Mostly Nude navigates how these shifts permeate differently in each artist and their work; sometimes as a continuity of values from classicism, sometimes as objects of experimentation, parody or shock value. The exhibition coincides with gallery owner Tim Jefferies 40 year of championing fine art photography through his involvement with Hamiltons.
A genre in its own right, the Nude often implies an external look on feminity which transcends the nakedness or clothing of the model but is defined by a particular interaction of ‘self’ and ‘other’.
Cindy Crawford, here captured by Helmut Newton in St Tropez in 1991 for American Vogue, expressed on several occasions the transformative nature of being photographed both by Newton and Herb Ritts. Crawford’s contemporary, Naomi Campbell, here photographed by Herb Ritts captures the supermodel phenomenon of the 1990s which brought individuality as never before to the figure of the model shaping fashion forever and paving the way for collaborations with photographers, musicians and many other interdisciplinary artists.
“The way Herb photographed you was the way you wanted the world to see you. Herb saw the best in everyone, so that’s how he photographed you… For a model it’s very unsatisfying to come in when the photographer’s already worked out the photo: Where’s me in this picture? I never felt like that with Herb. You definitely felt like you made a contribution.” - (Cindy Crawford)
Annie Leibowitz’s Georgia O’Keeffe Pastels is part of one of the photographer’s most personal series. This, unlike her celebrated portraits, feature no bodies but spaces and objects that are representative of the sitter. If the nudes of Georgia O’Keeffe taken by Alfred Stieglitz remain depictions of their complex relationship, Annie Leibowitz’s work presents us a delicate testimony of the box of pastels with which the mother of American modernism had captured femininity throughout her career in very different terms to the ones she posed for. This extraordinary spiral of photographer-model-artist-photographer encapsulates in one image the very personal and varied interpretations of female form that different artists and mediums have.
As with Leibowitz, Irving Penn’s featured work is part of the most extensive personal series of the modern master. In 1947, Irving Penn was eager to take pictures of models with different bodies and attitudes from those he captured whilst photographing for Vogue. The closeness of the nude parallels the proximity of the project to the artist, a conscious redirection of his camera far from the prescribed standards of 1940s fashion editorials.

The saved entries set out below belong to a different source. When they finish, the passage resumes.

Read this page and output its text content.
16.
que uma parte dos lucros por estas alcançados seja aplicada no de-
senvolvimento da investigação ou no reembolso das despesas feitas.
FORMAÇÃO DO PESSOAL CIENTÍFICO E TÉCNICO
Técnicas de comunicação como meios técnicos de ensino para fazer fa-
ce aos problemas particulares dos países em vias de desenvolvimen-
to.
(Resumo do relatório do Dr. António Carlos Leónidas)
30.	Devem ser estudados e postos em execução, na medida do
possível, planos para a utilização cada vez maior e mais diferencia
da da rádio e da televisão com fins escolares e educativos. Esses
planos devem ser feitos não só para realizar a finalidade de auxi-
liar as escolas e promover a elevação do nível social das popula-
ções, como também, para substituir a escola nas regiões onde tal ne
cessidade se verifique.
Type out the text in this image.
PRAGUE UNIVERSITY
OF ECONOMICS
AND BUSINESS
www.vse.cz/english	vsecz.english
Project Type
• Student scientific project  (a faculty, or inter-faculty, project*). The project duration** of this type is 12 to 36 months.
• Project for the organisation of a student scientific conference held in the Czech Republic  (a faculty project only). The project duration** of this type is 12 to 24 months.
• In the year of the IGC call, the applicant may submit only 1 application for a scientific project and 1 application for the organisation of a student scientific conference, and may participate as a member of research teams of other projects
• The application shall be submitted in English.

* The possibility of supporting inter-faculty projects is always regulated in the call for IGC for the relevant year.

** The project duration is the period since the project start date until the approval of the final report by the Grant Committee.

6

Nude No. 150 is one of the most extraordinary pieces of this unorthodox series which alongside other works featured in the show such as Erwin Olaf’s Mature Series or Bettina Rheims’ Dafne C. subvert the genre of the Nude examining body image, gender and age.
Some works, like those by William Helburn or Sante D’Orazio, appear as an omen for the later significance they were going to have in our recent visual culture. Both Sharon Tate’s tragic destiny now revisited in numerous mainstream cultural productions and Pamela Anderson’s recent reclaim of narrative reaffirm the endless potential of photographers and models working together to bear icons.
This exhibition celebrates Hamiltons Gallery pioneering history of establishing photography as an art form in its own right, enabling the space today to see through the history of the medium and its impact on ubiquitous visual references. Be it through Horst P. Horst’s Odalisque I interpretation of neoclassicism in early photography or Erwin Olaf’s ability to poke fun at standards, Mostly Nude gathers pioneers from 20th century photography, modern masters as well as contemporary ones, in an exhibition that celebrates the excellence of the medium that has accompanied Hamiltons Gallery in its 40 year history.